Niemeyer’s eventual design is a four-storey building built into the side of a hill near the Casa dos Contos, the old treasury building. It contains 44 rooms, including 17 curiously shaped duplexes, their two floors linked by a spiral staircase. Offices and kitchens occupy the ground floor, with a restaurant and public rooms on the floor above. It is horizontal in plan, and is defined by a veranda extending the width of the building. Each bedroom looks out onto the terrace, all of which overlook the town. The first two floors are mostly unimpeded public spaces. In common with the surrounding buildings, the building has a red tiled roof, whitewashed walls and stone from the nearby Pico do Itacolomi.
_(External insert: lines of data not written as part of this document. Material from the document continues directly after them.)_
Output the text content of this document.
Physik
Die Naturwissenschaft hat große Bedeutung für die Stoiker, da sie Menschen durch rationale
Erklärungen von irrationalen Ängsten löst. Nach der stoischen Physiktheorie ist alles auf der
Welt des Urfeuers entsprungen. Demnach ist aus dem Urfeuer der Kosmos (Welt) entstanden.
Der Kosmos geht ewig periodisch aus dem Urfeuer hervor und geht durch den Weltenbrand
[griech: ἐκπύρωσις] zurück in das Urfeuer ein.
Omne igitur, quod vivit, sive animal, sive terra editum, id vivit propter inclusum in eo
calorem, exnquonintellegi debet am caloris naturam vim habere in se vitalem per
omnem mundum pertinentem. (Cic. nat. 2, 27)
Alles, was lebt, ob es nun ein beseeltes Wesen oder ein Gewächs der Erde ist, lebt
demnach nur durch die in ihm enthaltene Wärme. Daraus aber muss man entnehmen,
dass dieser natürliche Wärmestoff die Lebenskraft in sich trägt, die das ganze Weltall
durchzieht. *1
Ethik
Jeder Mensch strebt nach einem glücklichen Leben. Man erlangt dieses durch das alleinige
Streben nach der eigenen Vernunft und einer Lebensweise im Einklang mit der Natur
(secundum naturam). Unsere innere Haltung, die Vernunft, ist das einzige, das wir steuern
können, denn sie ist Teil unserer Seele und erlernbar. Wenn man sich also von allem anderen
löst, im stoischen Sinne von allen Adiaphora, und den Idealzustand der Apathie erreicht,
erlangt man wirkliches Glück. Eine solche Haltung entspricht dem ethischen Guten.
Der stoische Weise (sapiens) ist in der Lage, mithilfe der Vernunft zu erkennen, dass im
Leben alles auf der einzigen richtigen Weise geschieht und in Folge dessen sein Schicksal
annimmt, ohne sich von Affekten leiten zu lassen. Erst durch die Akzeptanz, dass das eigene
There is wooden trellis dividing up the first-floor veranda; there are azulejos in the public rooms. In terms of materials the only outstanding concession to modernity is the use of opaque glass on the terrace. It is nevertheless a modern building, however much the exterior fits in with the surroundings. Its horizontal facade has no equivalent in the town; it has a concrete frame; it has pilotis reaching up to the third floor; its duplex apartments and spiral staircases have no historic precedent here.

The insertion of this modern building into a historic landscape was fraught and SPHAN was involved from the start. Its director, Andrade, approached the architect Carlos Leao to produce a design. Leao’s design, for the same small, sloping, site as that originally built on, was a heavy-handed symmetrical neoclassical building of four storeys, with a grand ceremonial staircase leading up to the main entrance. It employed the same tiles and stone as the neighboring buildings, and its squat window openings alluded to the solidity of the surrounding architecture. In its symmetry, proportions and solidity, it resembled the public buildings of the Praca Tiradentes, the city’s central square. Its location, an awkward, narrow site halfway down the steep Rua Sao Rocha Lagoa, was quite different. Leao’s design seems meant for a more open and central location; its grandeur is misplaced here. Andrade’s initial response, however, seems to have been favorable.